Da die Lagerkapazitäten begrenzt sind und die Aufbewahrung Kosten verursacht, werden diese Gegenstände in regelmäßigen Abständen öffentlich versteigert. Die Einnahmen aus der Auktion fließen in den städtischen Haushalt. Die Versteigerung erfüllt somit mehrere Zwecke: Sie schafft Platz im Fundbüro, generiert Einnahmen für die Stadtkasse und fördert vor allem die Nachhaltigkeit. Anstatt funktionstüchtige Gegenstände zu entsorgen, werden sie einem neuen Nutzer zugeführt. Dies schont Ressourcen und den Geldbeutel der Käufer – eine Win-Win-Situation für alle Beteiligten in der Gemeinschaft.
Doppelte Freude: Kinderflohmarkt der Kita Spatzennest
Eine besondere Bereicherung des Vormittags ist der parallel stattfindende Flohmarkt der Kindertagesstätte Spatzennest e.V.. Ebenfalls von 9:30 bis 12:00 Uhr können Eltern und Großeltern hier nach Herzenslust stöbern. Angeboten wird alles rund ums Kind: gut erhaltene Kleidung für Babys und Kinder, Spielzeug, Bücher, Fahrzeuge und vieles mehr. Dies ist die perfekte Gelegenheit, die Ausstattung für den Nachwuchs günstig zu ergänzen und gleichzeitig die Kasse der Kita zu unterstützen. Die Kombination aus Versteigerung und Flohmarkt macht den Ausflug zum BGS-Gelände zu einem lohnenswerten Erlebnis für die ganze Familie.
Häufige Fragen
Was muss ich zur Versteigerung mitbringen?
Es ist wichtig, zwei Dinge dabeizuhaben: einen gültigen Lichtbildausweis (Personalausweis oder Reisepass) zur Identifikation und ausreichend Bargeld. Der Kaufpreis für ersteigerte Gegenstände muss unmittelbar nach dem Zuschlag vor Ort in bar bezahlt werden. Eine Zahlung mit Karte ist in der Regel nicht möglich.
In welchem Zustand sind die angebotenen Gegenstände?
Alle Fundsachen werden in dem Zustand versteigert, in dem sie aufgefunden und abgegeben wurden. Es gibt keine Garantie oder Gewährleistung. Deshalb ist die Besichtigungsphase ab 9:30 Uhr so wichtig. Nutzen Sie diese Zeit, um die Objekte Ihrer Wahl genau zu prüfen, bevor Sie ein Gebot abgeben.
Wie läuft eine solche Versteigerung genau ab?
Unmittelbar vor Beginn der Auktion werden die Versteigerungsbedingungen bekannt gegeben. Ein Auktionator ruft die einzelnen Gegenstände (Posten) nacheinander auf, oft mit einem Startgebot. Interessenten können dann durch Handzeichen oder Zurufe höhere Gebote abgeben. Derjenige, der das letzte und höchste Gebot abgibt, erhält den Zuschlag und kann den Gegenstand nach sofortiger Bezahlung mit nach Hause nehmen.

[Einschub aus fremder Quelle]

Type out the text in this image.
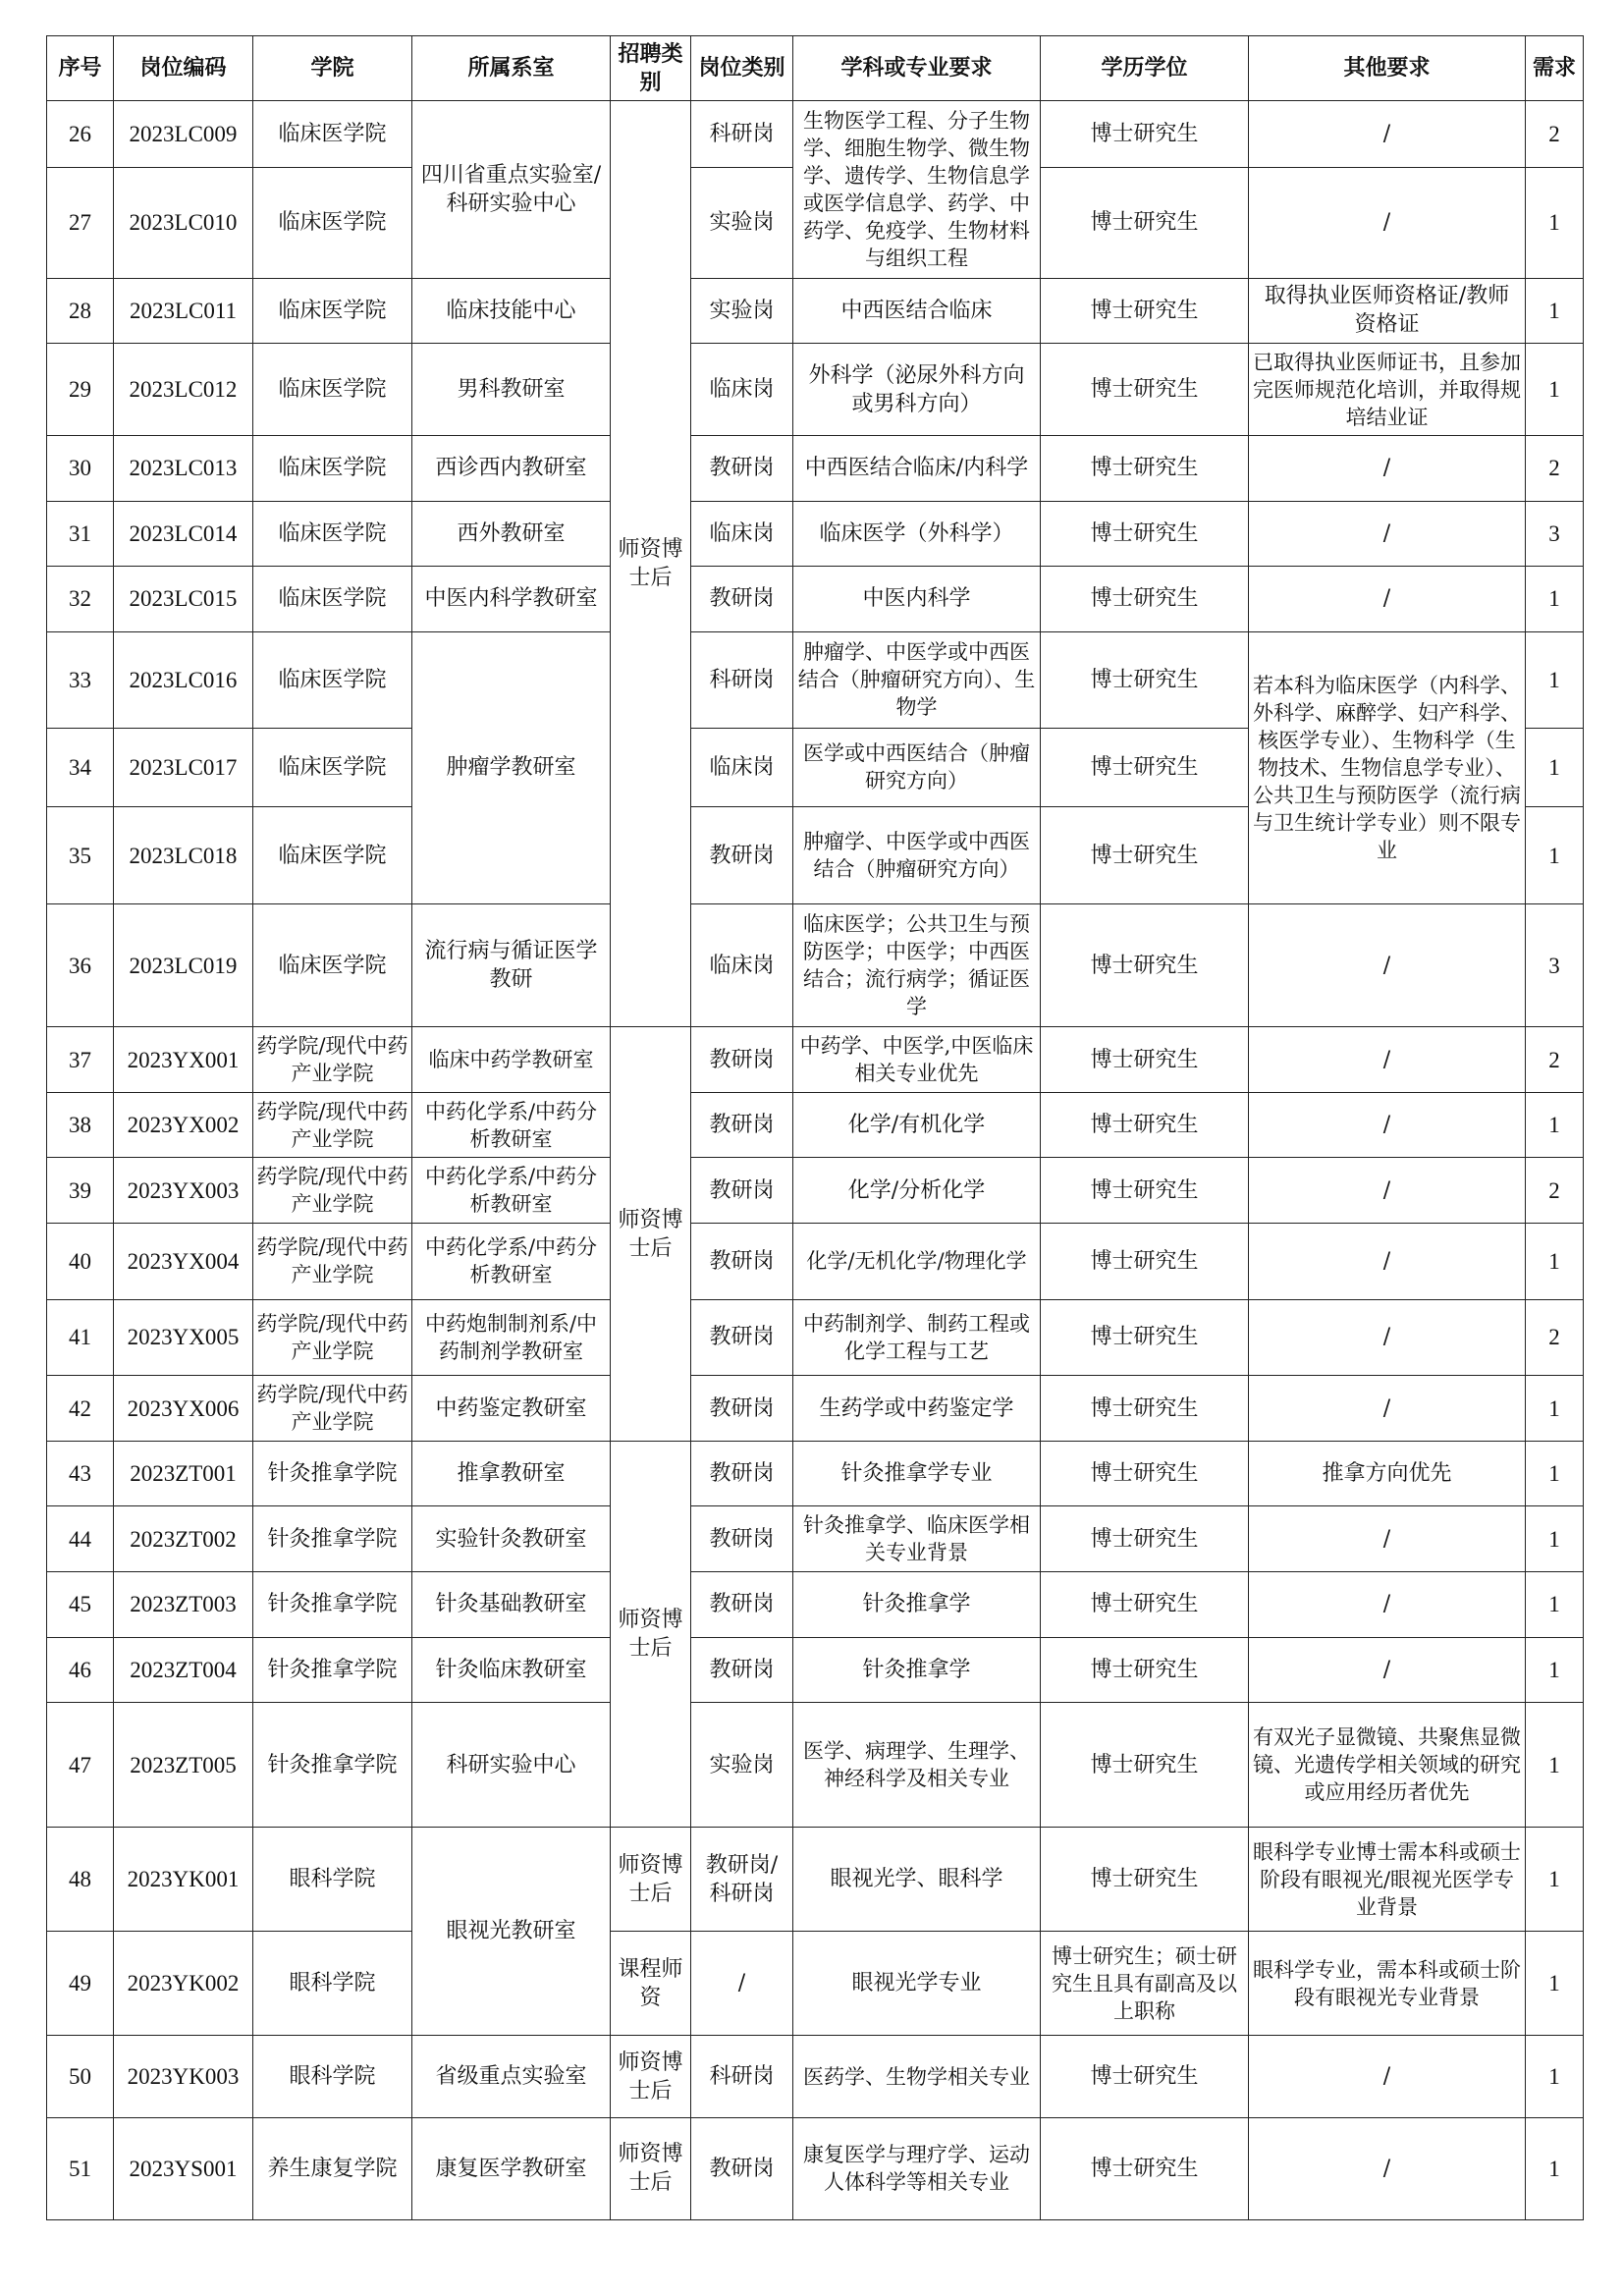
序号	岗位编码	学院	所属系室	招聘类别	岗位类别	学科或专业要求	学历学位	其他要求	需求
26	2023LC009	临床医学院	四川省重点实验室/科研实验中心	师资博士后	科研岗	生物医学工程、分子生物学、细胞生物学、微生物学、遗传学、生物信息学或医学信息学、药学、中药学、免疫学、生物材料与组织工程	博士研究生	/	2
27	2023LC010	临床医学院			实验岗		博士研究生	/	1
28	2023LC011	临床医学院	临床技能中心		实验岗	中西医结合临床	博士研究生	取得执业医师资格证/教师资格证	1
29	2023LC012	临床医学院	男科教研室		临床岗	外科学（泌尿外科方向或男科方向）	博士研究生	已取得执业医师证书，且参加完医师规范化培训，并取得规培结业证	1
30	2023LC013	临床医学院	西诊西内教研室		教研岗	中西医结合临床/内科学	博士研究生	/	2
31	2023LC014	临床医学院	西外教研室		临床岗	临床医学（外科学）	博士研究生	/	3
32	2023LC015	临床医学院	中医内科学教研室		教研岗	中医内科学	博士研究生	/	1
33	2023LC016	临床医学院	肿瘤学教研室		科研岗	肿瘤学、中医学或中西医结合（肿瘤研究方向）、生物学	博士研究生	若本科为临床医学（内科学、外科学、麻醉学、妇产科学、核医学专业）、生物科学（生物技术、生物信息学专业）、公共卫生与预防医学（流行病与卫生统计学专业）则不限专业	1
34	2023LC017	临床医学院			临床岗	医学或中西医结合（肿瘤研究方向）	博士研究生		1
35	2023LC018	临床医学院			教研岗	肿瘤学、中医学或中西医结合（肿瘤研究方向）	博士研究生		1
36	2023LC019	临床医学院	流行病与循证医学教研		临床岗	临床医学；公共卫生与预防医学；中医学；中西医结合；流行病学；循证医学	博士研究生	/	3
37	2023YX001	药学院/现代中药产业学院	临床中药学教研室	师资博士后	教研岗	中药学、中医学,中医临床相关专业优先	博士研究生	/	2
38	2023YX002	药学院/现代中药产业学院	中药化学系/中药分析教研室		教研岗	化学/有机化学	博士研究生	/	1
39	2023YX003	药学院/现代中药产业学院	中药化学系/中药分析教研室		教研岗	化学/分析化学	博士研究生	/	2
40	2023YX004	药学院/现代中药产业学院	中药化学系/中药分析教研室		教研岗	化学/无机化学/物理化学	博士研究生	/	1
41	2023YX005	药学院/现代中药产业学院	中药炮制制剂系/中药制剂学教研室		教研岗	中药制剂学、制药工程或化学工程与工艺	博士研究生	/	2
42	2023YX006	药学院/现代中药产业学院	中药鉴定教研室		教研岗	生药学或中药鉴定学	博士研究生	/	1
43	2023ZT001	针灸推拿学院	推拿教研室	师资博士后	教研岗	针灸推拿学专业	博士研究生	推拿方向优先	1
44	2023ZT002	针灸推拿学院	实验针灸教研室		教研岗	针灸推拿学、临床医学相关专业背景	博士研究生	/	1
45	2023ZT003	针灸推拿学院	针灸基础教研室		教研岗	针灸推拿学	博士研究生	/	1
46	2023ZT004	针灸推拿学院	针灸临床教研室		教研岗	针灸推拿学	博士研究生	/	1
47	2023ZT005	针灸推拿学院	科研实验中心		实验岗	医学、病理学、生理学、神经科学及相关专业	博士研究生	有双光子显微镜、共聚焦显微镜、光遗传学相关领域的研究或应用经历者优先	1
48	2023YK001	眼科学院	眼视光教研室	师资博士后	教研岗/科研岗	眼视光学、眼科学	博士研究生	眼科学专业博士需本科或硕士阶段有眼视光/眼视光医学专业背景	1
49	2023YK002	眼科学院		课程师资	/	眼视光学专业	博士研究生；硕士研究生且具有副高及以上职称	眼科学专业，需本科或硕士阶段有眼视光专业背景	1
50	2023YK003	眼科学院	省级重点实验室	师资博士后	科研岗	医药学、生物学相关专业	博士研究生	/	1
51	2023YS001	养生康复学院	康复医学教研室	师资博士后	教研岗	康复医学与理疗学、运动人体科学等相关专业	博士研究生	/	1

Die Fundsachenversteigerung der Stadt Gifhorn ist mehr als nur eine Möglichkeit, günstig einzukaufen. Sie ist ein soziales Ereignis, ein Beitrag zur Nachhaltigkeit und eine spannende Erfahrung für Jung und Alt. Ob Sie gezielt nach einem Fahrrad suchen, auf ein besonderes Schnäppchen hoffen oder einfach nur die Atmosphäre genießen möchten – ein Besuch am 14. März 2026 auf dem BGS-Gelände lohnt sich in jedem Fall. Viel Erfolg bei der Jagd nach Ihrem persönlichen Schatz!